Today’s gospel tells of Mary’s becoming pregnant as a result of an act of God.  Interestingly, this story resembles the Greek myth of Danae, who likewise became pregnant by a god. The first reading is understood in Christian tradition as a prophecy about the birth of the Messiah, there referred to as Emmanuel. The gospel assumes the prophecy was of a virgin with child, but the passage from Isaiah is more accurately understood as a young woman with child – without mention of how she got that way. The late (Episcopal) bishop John Phillip Spong suggests that when a gospel account fulfills an Old Testament prophecy it was on account of the New Testament being written to show that the Old Testament prophecy was in fact fulfilled. Shocked? Scandalized? I’m not. Something wonderous occurred, an event of historic and spiritual importance – and the story gets told and retold until a few decades or even centuries later it gets written down. This is part and parcel of the way humans have made meaning throughout our history.

The second reading in fact contradicts the Catholic belief of the Virgin Birth (which as Sister Mary Ignatius explains is not to be confused with the Immaculate Conception). If Jesus is descended from the house of David through Joseph – biblical begats generally trace father to son with only an occasional mention of the mother – then Jesus would have to be Joseph’s biological son. This difference in the account of how Jesus came to be doesn’t bother me any more than reconciling the difference between the four different creation stories in Genesis with Darwin’s theory of evolution – for the same reason.
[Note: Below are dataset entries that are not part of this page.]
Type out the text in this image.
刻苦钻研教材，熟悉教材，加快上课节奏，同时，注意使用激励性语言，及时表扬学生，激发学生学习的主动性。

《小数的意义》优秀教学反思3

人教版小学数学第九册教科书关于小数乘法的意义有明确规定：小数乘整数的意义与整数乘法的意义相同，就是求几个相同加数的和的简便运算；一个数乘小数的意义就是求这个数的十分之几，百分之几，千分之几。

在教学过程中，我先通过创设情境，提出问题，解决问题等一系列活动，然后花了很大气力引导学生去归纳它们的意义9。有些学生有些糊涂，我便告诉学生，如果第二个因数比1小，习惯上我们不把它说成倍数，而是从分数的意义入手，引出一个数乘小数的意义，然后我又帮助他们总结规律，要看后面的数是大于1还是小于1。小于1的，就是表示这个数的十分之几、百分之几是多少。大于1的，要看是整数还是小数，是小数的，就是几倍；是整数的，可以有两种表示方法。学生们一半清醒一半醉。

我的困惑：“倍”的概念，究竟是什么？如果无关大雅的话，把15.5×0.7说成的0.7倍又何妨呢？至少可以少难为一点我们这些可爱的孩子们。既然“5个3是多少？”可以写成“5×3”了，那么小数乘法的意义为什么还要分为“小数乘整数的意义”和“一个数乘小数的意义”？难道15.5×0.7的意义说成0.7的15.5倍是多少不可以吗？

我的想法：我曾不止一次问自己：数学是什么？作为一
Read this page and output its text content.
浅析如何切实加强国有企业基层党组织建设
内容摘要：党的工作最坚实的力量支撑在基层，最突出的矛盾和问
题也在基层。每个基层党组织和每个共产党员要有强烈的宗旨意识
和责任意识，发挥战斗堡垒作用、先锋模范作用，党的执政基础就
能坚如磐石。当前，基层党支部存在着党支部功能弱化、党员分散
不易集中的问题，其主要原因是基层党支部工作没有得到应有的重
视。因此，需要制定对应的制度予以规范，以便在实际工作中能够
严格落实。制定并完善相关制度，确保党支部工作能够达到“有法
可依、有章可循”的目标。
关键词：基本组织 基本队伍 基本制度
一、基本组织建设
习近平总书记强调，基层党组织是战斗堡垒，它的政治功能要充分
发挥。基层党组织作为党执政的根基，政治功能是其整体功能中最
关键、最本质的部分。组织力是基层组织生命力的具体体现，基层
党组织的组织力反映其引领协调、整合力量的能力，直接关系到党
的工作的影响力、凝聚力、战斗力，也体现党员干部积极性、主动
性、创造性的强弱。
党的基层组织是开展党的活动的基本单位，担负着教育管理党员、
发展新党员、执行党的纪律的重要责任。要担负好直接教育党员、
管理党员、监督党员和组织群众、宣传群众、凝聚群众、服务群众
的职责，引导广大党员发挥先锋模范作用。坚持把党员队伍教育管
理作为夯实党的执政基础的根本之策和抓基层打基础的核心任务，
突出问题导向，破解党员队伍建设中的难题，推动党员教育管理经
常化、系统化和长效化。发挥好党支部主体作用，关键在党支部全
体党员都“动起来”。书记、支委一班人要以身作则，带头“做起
Divine Wisdom is not the same as human history or scientific fact.  Abraham Heschel, in God in Search of Man, wrote that at certain points events occurred where God made God’s presence known – and the Bible is our human effort to write down what happened – to try and make sense of it. A primary event for Christians was the birth and life of an extraordinary man, the son of a carpenter, born into humble surroundings but whose life was such that we base our calendar on it. However Jesus came to be, it is the second reading which resonates with me the most – descended from David according to the flesh but established in power as Son of God through resurrection from the dead.


Marianne Seggerman joined the chapter of Dignity New Haven around 30 years ago. That chapter is no longer, alas, but she continues to attend the biannual conference. In her day job she is a computer programmer living (and for the moment working) in Westport, Connecticut. She is in a long-term relationship with a person raised Jewish who converted to the Mormon faith.